# If 25*cm^3 of 1.0*mol*L^-1 nitric acid are reacted with. 50*cm^3 0.5*mol*L^-1 NaOH what is the pH?

Mar 29, 2017

$p H = 7$

#### Explanation:

We interrogate the following acid-base reaction:

$H N {O}_{3} \left(a q\right) + K O H \left(a q\right) \rightarrow K N {O}_{3} \left(a q\right) + {H}_{2} O$.
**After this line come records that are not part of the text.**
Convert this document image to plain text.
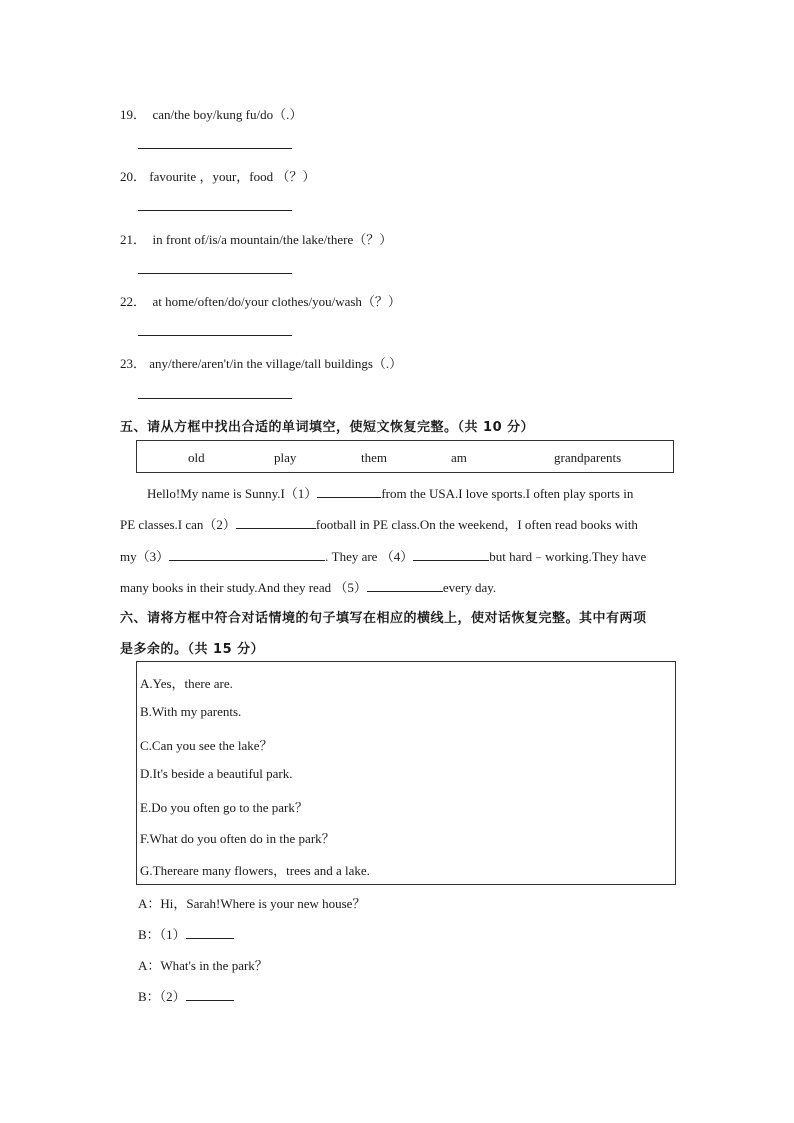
19． can/the boy/kung fu/do（.）
20． favourite ，your，food （？）
21． in front of/is/a mountain/the lake/there（？）
22． at home/often/do/your clothes/you/wash（？）
23． any/there/aren't/in the village/tall buildings（.）
五、请从方框中找出合适的单词填空，使短文恢复完整。（共 10 分）
old	play	them	am	grandparents
Hello!My name is Sunny.I（1）	from the USA.I love sports.I often play sports in
PE classes.I can（2）	football in PE class.On the weekend，I often read books with
my（3）	. They are （4）	but hard﹣working.They have
many books in their study.And they read （5）	every day.
六、请将方框中符合对话情境的句子填写在相应的横线上，使对话恢复完整。其中有两项
是多余的。（共 15 分）
A.Yes，there are.
B.With my parents.
C.Can you see the lake？
D.It's beside a beautiful park.
E.Do you often go to the park？
F.What do you often do in the park？
G.Thereare many flowers，trees and a lake.
A：Hi，Sarah!Where is your new house？
B：（1）
A：What's in the park？
B：（2）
We use the old faithful formula:

$\text{Concentration}$ $\equiv$ $\text{Moles of solute"/"Volume of solution}$,

So with respect to nitric acid we have,

$25 \cdot c {m}^{3} \times {10}^{-} 3 \cdot L \cdot c {m}^{-} 3 \times 1.0 \cdot m o l \cdot {L}^{-} 1 = 0.025 \cdot m o l$.

And with respect to potassium hydroxide we have,

$50 \cdot c {m}^{3} \times {10}^{-} 3 \cdot L \cdot c {m}^{-} 3 \times 0.5 \cdot m o l \cdot {L}^{-} 1 = 0.025 \cdot m o l$

And thus there are equimolar quantities of nitric acid and sodium hydroxide, and at the end of addition we have a $75 \cdot c {m}^{3}$ volume that is stoichiometric in potassium nitrate. And since potassium nitrate does not affect solution $p H$, we have a NEUTRAL solution, $p H = 7$.